Herzog's cinema is indeed rooted in the romantic tradition- anti-bourgeois and anti-rational. In maintaining his romantic outlook, it is animated by a spirit of pathos, stressing the beauty and hostility of a naked world, the mystique and insecurity of human existence. Albeit, it is a cinema that is also open to intense critical objections. It can be a subject of debate, and some have deemed his works (present company excluded) the worst of art cinema, and that the films draw upon associations from the traditional established arts to claim a quality that they just don't intrinsically possess.




      Lost inside the adorable illusion of Herzog's Heart of Glass


With that being mentioned, some of Herzog's films are difficult to defend from this type of critique. Herz aus Glas ( Heart of Glass, 1976) for instance - based on a simple story about the disappearance of a formula for making a particular style of glass - it is so rife of long-held shots and seemingly grotesque and inexplicable behavior that the story fails to hold the weight of its treatment, thus resulting in a tiresome and unconsciously funny outcome. In Nosferatu: Phantom der Nacht (Nosferatu the Vampyre, 1979) the traditional vampire story is treated in an identical fashion, making unavoidable, the ever present precariousness in the horror genre, namely the risk of teetering and ultimately tipping over into the plain ridiculous.

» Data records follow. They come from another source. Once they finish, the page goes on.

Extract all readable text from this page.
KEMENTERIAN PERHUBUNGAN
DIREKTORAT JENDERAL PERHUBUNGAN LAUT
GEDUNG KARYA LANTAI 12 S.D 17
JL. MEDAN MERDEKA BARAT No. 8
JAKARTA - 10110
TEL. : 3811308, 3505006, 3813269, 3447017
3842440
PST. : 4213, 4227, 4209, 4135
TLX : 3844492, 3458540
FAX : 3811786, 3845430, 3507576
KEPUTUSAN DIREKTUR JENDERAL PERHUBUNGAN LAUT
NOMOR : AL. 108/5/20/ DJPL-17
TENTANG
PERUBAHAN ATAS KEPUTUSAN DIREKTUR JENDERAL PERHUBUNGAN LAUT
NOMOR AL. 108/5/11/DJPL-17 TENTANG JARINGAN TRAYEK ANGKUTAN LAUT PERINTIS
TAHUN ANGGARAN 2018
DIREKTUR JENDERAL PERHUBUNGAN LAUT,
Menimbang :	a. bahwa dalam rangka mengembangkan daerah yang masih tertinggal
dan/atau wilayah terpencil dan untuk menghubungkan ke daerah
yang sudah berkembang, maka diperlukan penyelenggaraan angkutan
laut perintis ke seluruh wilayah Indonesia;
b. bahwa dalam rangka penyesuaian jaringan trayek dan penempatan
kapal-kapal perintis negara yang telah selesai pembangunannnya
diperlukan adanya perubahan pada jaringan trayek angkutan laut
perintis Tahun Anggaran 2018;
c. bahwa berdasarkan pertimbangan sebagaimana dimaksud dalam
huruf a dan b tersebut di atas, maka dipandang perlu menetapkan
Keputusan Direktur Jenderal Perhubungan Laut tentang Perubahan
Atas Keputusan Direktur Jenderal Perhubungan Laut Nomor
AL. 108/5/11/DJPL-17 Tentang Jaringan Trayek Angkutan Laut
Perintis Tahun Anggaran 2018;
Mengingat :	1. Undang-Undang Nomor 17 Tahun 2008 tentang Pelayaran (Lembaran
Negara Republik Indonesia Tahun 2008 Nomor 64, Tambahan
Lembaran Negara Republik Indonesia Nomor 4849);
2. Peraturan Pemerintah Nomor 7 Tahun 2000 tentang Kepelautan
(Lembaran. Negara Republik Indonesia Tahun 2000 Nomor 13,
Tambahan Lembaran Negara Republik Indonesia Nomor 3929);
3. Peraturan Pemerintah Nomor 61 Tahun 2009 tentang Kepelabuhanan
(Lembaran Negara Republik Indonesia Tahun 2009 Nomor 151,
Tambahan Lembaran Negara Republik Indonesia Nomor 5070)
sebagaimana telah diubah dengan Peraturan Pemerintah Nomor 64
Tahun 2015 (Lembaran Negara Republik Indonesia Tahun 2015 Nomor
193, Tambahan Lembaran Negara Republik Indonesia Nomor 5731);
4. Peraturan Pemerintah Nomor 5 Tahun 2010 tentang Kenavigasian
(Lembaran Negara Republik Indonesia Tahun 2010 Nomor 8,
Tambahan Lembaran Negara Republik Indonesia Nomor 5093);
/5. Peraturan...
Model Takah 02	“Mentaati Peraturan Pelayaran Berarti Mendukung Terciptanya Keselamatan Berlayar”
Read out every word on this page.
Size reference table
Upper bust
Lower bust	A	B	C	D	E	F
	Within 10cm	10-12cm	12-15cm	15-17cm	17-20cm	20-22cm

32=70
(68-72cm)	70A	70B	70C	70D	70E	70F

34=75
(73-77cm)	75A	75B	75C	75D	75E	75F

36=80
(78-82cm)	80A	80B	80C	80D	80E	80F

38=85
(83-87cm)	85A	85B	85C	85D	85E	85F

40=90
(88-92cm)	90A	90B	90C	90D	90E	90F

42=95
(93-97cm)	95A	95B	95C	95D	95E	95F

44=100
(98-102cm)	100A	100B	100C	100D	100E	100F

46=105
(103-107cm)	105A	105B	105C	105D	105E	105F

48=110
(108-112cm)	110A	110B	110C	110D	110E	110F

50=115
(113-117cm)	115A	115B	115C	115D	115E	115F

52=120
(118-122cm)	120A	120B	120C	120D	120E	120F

   In Stroszek, it's life accordion to Bruno

Strangely enough, irrespective of Herzog's preference for historical contexts, one of his most appealing and successful films, Stroszek (1977), has a modern setting. It opens in a milieu more reminiscent of that other Werner, (how could I ever resist an opportunity to plug my hero)? Fassbinder - into an underworld of petty criminals, prostitutes and pushers - before moving to contemporary day America, where an immigrant German worker encounters unlivable hardships. What the film conveys most is how very essential a part innocence plays in Herzog's particular breed of film-making. It is the ability to serve as an 'innocent eye' that allows him to create striking imagery: the simplicity with which the arrival of a mobile home is observed suggests charm, an approachable freshness and the construction of innocent key characters, permits Herzog to enrich the film with the gentlest of humor.




                    These chaps are going to tow that dump truck the hard way


Humor is also alive and well and it peppered the film Wo die grunen Amerisen traumen (Where the Green Ants Dream, 1984), set in Australia and centering on a fictional conflict between big mining interests and Aboriginal customs and traditions.

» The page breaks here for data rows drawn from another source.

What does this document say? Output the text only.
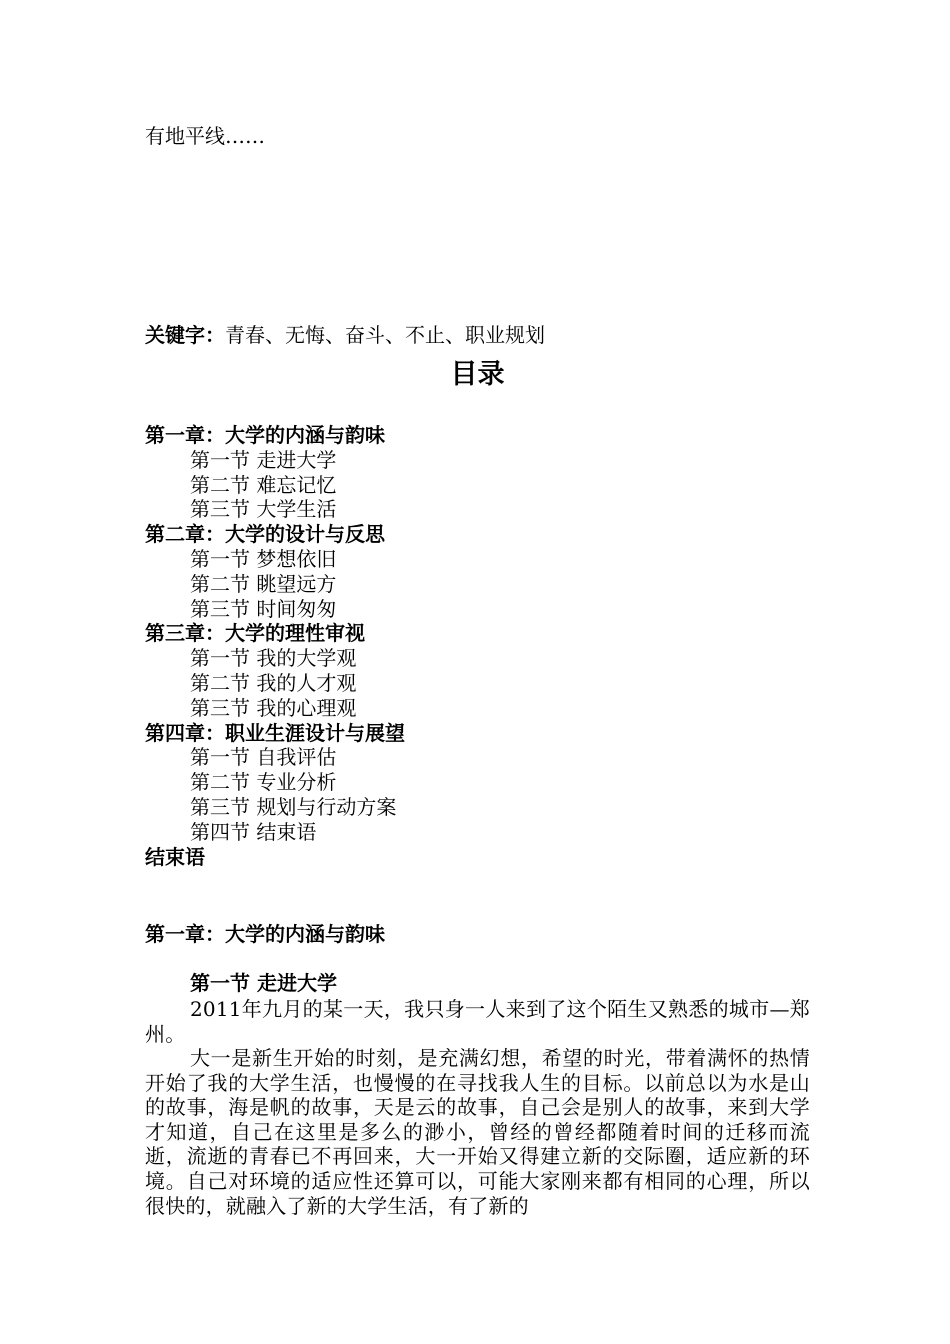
有地平线……
关键字：青春、无悔、奋斗、不止、职业规划
目录
第一章：大学的内涵与韵味
第一节 走进大学
第二节 难忘记忆
第三节 大学生活
第二章：大学的设计与反思
第一节 梦想依旧
第二节 眺望远方
第三节 时间匆匆
第三章：大学的理性审视
第一节 我的大学观
第二节 我的人才观
第三节 我的心理观
第四章：职业生涯设计与展望
第一节 自我评估
第二节 专业分析
第三节 规划与行动方案
第四节 结束语
结束语
第一章：大学的内涵与韵味
第一节 走进大学
2011年九月的某一天，我只身一人来到了这个陌生又熟悉的城市—郑州。
大一是新生开始的时刻，是充满幻想，希望的时光，带着满怀的热情开始了我的大学生活，也慢慢的在寻找我人生的目标。以前总以为水是山的故事，海是帆的故事，天是云的故事，自己会是别人的故事，来到大学才知道，自己在这里是多么的渺小，曾经的曾经都随着时间的迁移而流逝，流逝的青春已不再回来，大一开始又得建立新的交际圈，适应新的环境。自己对环境的适应性还算可以，可能大家刚来都有相同的心理，所以很快的，就融入了新的大学生活，有了新的
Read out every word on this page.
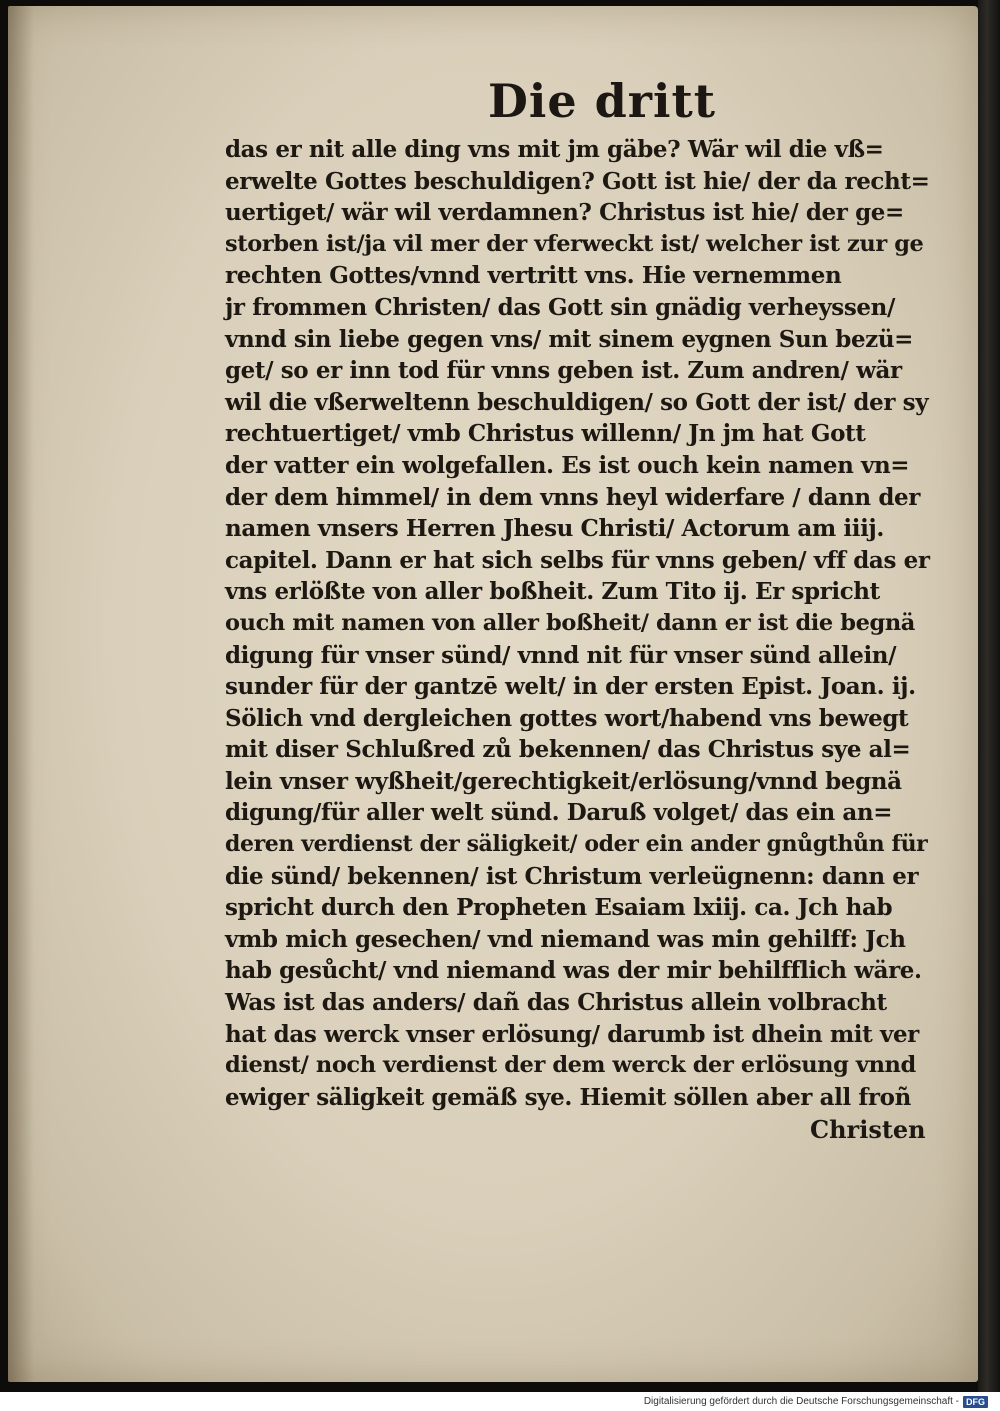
Die dritt
das er nit alle ding vns mit jm gäbe? Wär wil die vß=
erwelte Gottes beschuldigen? Gott ist hie/ der da recht=
uertiget/ wär wil verdamnen? Christus ist hie/ der ge=
storben ist/ja vil mer der vferweckt ist/ welcher ist zur ge
rechten Gottes/vnnd vertritt vns. Hie vernemmen
jr frommen Christen/ das Gott sin gnädig verheyssen/
vnnd sin liebe gegen vns/ mit sinem eygnen Sun bezü=
get/ so er inn tod für vnns geben ist. Zum andren/ wär
wil die vßerweltenn beschuldigen/ so Gott der ist/ der sy
rechtuertiget/ vmb Christus willenn/ Jn jm hat Gott
der vatter ein wolgefallen. Es ist ouch kein namen vn=
der dem himmel/ in dem vnns heyl widerfare / dann der
namen vnsers Herren Jhesu Christi/ Actorum am iiij.
capitel. Dann er hat sich selbs für vnns geben/ vff das er
vns erlößte von aller boßheit. Zum Tito ij. Er spricht
ouch mit namen von aller boßheit/ dann er ist die begnä
digung für vnser sünd/ vnnd nit für vnser sünd allein/
sunder für der gantzē welt/ in der ersten Epist. Joan. ij.
Sölich vnd dergleichen gottes wort/habend vns bewegt
mit diser Schlußred zů bekennen/ das Christus sye al=
lein vnser wyßheit/gerechtigkeit/erlösung/vnnd begnä
digung/für aller welt sünd. Daruß volget/ das ein an=
deren verdienst der säligkeit/ oder ein ander gnůgthůn für
die sünd/ bekennen/ ist Christum verleügnenn: dann er
spricht durch den Propheten Esaiam lxiij. ca. Jch hab
vmb mich gesechen/ vnd niemand was min gehilff: Jch
hab gesůcht/ vnd niemand was der mir behilfflich wäre.
Was ist das anders/ dañ das Christus allein volbracht
hat das werck vnser erlösung/ darumb ist dhein mit ver
dienst/ noch verdienst der dem werck der erlösung vnnd
ewiger säligkeit gemäß sye. Hiemit söllen aber all froñ
Christen
Digitalisierung gefördert durch die Deutsche Forschungsgemeinschaft - DFG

But how can we not love a man that is willing to remove his shoe and cook it for dinner, and can still come out smelling like roses when he appears as himself in buddy Les Blank's garlic-umentary, Garlic Is As Good As Ten Mothers (1980)
Herzog revisits his trusted desert setting in an upcoming film,about the life and times of archaeologist Gertrude Bell, Queen of the Desert starring Naomi Watts is due to hit a cinema near you in 2013.